To understand why the observables are represented by the operators you learn as the next step, you have to remember how they can be defined in a quasi algebraic way in analytical mechanics. For this you need the Hamilton formalism in the Hamiltonian formulation, i.e., in your case of one-dimensional motion of a particle you have a phase space with a position coordinate ##x## and the canonical conjugate momentum ##p##. The algebra in classical physics is the algebra built by Poisson brackets. For ##x## and ##p## you have ##\{x,p\}_{\text{pb}}=1##. From the point of view of symmetry transformations this tells you that momentum is the infinitesimal generator of spatial translations, and as such you define it also in quantum theory. As a heuristic principle you can thus use "canonical quantization", i.e., you make the classical observables to self-adjoint operators on Hilbert space, and instead of the Poisson brackets you use commutators via the "translation description": ##\{A,B \}_{\text{pb}} \mapsto \frac{1}{\mathrm{i} \hbar} [\hat{A},\hat{B}]##.
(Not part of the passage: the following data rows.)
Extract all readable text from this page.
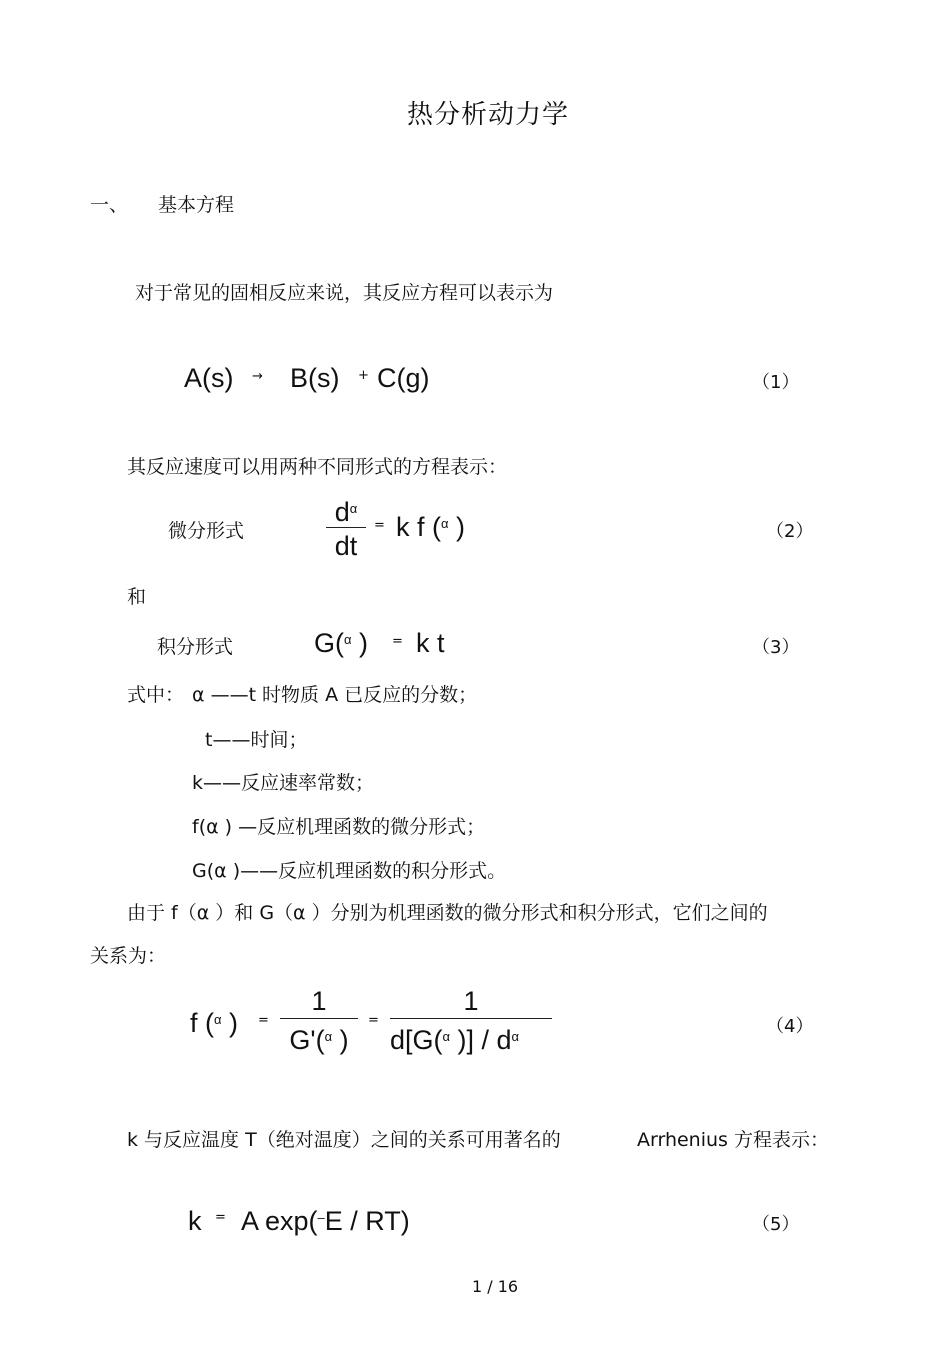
热分析动力学
一、 基本方程
对于常见的固相反应来说，其反应方程可以表示为
A(s) → B(s) + C(g)	（1）
其反应速度可以用两种不同形式的方程表示：
微分形式
$d^\alpha$
dt
= k f ($^\alpha$ )	（2）
和
积分形式	G($^\alpha$ ) = k t	（3）
式中： α ——t 时物质 A 已反应的分数；
t——时间；
k——反应速率常数；
f(α ) —反应机理函数的微分形式；
G(α )——反应机理函数的积分形式。
由于 f（α ）和 G（α ）分别为机理函数的微分形式和积分形式，它们之间的
关系为：
f ($^\alpha$ ) =
1
G'($^\alpha$ )
=
1
d[G($^\alpha$ )] / $d^\alpha$	（4）
k 与反应温度 T（绝对温度）之间的关系可用著名的	Arrhenius 方程表示：
k = A exp(–E / RT)	（5）
1 / 16
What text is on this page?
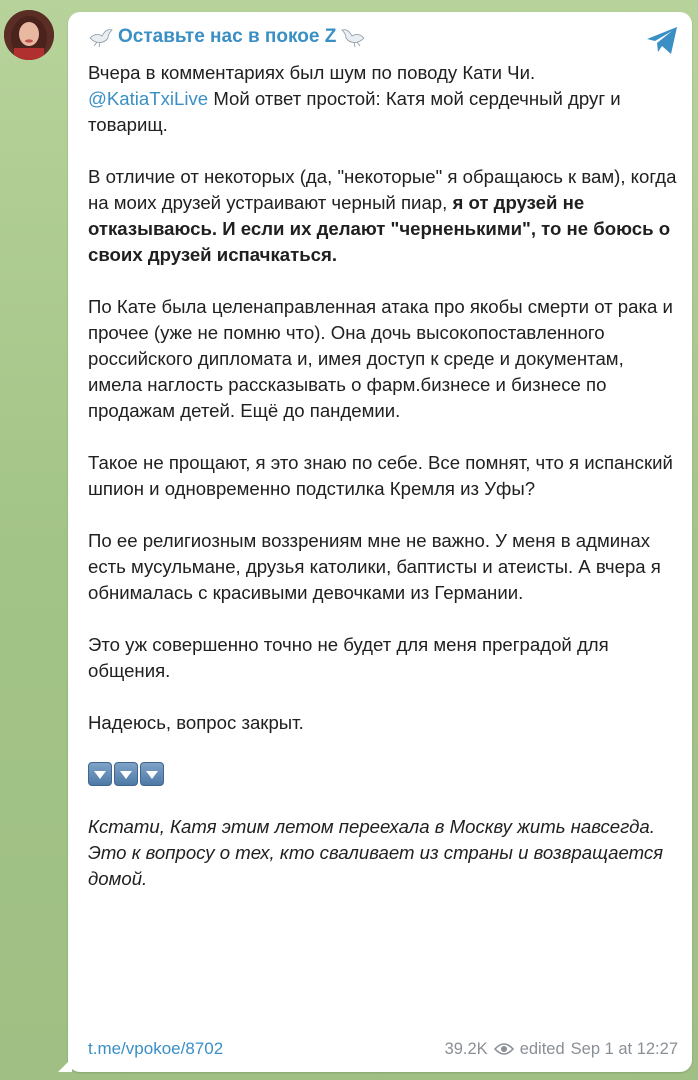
Оставьте нас в покое Z

Вчера в комментариях был шум по поводу Кати Чи.
@KatiaTxiLive Мой ответ простой: Катя мой сердечный друг и товарищ.

В отличие от некоторых (да, "некоторые" я обращаюсь к вам), когда на моих друзей устраивают черный пиар, я от друзей не отказываюсь. И если их делают "черненькими", то не боюсь о своих друзей испачкаться.

По Кате была целенаправленная атака про якобы смерти от рака и прочее (уже не помню что). Она дочь высокопоставленного российского дипломата и, имея доступ к среде и документам, имела наглость рассказывать о фарм.бизнесе и бизнесе по продажам детей. Ещё до пандемии.

Такое не прощают, я это знаю по себе. Все помнят, что я испанский шпион и одновременно подстилка Кремля из Уфы?

По ее религиозным воззрениям мне не важно. У меня в админах есть мусульмане, друзья католики, баптисты и атеисты. А вчера я обнималась с красивыми девочками из Германии.

Это уж совершенно точно не будет для меня преградой для общения.

Надеюсь, вопрос закрыт.

Кстати, Катя этим летом переехала в Москву жить навсегда. Это к вопросу о тех, кто сваливает из страны и возвращается домой.

t.me/vpokoe/8702	39.2K edited Sep 1 at 12:27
Now it's obvious how to define the operators in position representation: Obviously position is represented by multiplying the wave function with its argument ##x##:
$$\hat{x} \psi(t,x)=x \psi(t,x).$$
Now you need another operator for momentum which satisfies the canonical commutator relation
$$\frac{1}{\mathrm{i} \hbar} [\hat{x},\hat{p}]=\hat{1}.$$
It's very easy to see that
$$\hat{p}=-\mathrm{i} \hbar \partial_x$$
fulfills this commutation relation, because for any wave function (that is differentiable!) you have
$$\hat{p} \hat{x} \psi(t,x)=-\mathrm{i} \hbar \partial_x (x \psi(t,x))=-\mathrm{i} \hbar [\psi(t,x)+x \partial_x \psi(t,x)]=-\mathrm{i} \hbar \psi(t,x) + x \hat{p} \psi(t,x),$$
i.e., indeed
$$[\hat{p},\hat{x}] \psi(t,x)=(\hat{p} \hat{x}-\hat{x} \hat{p}) \psi(x)=-\mathrm{i} \hbar \psi(t,x).$$
Since this is valid for any wave function, for which the momentum and position operators are well defined, you indeed have
$$[\hat{p},\hat{x}]=-\mathrm{i} \hbar \hat{1}.$$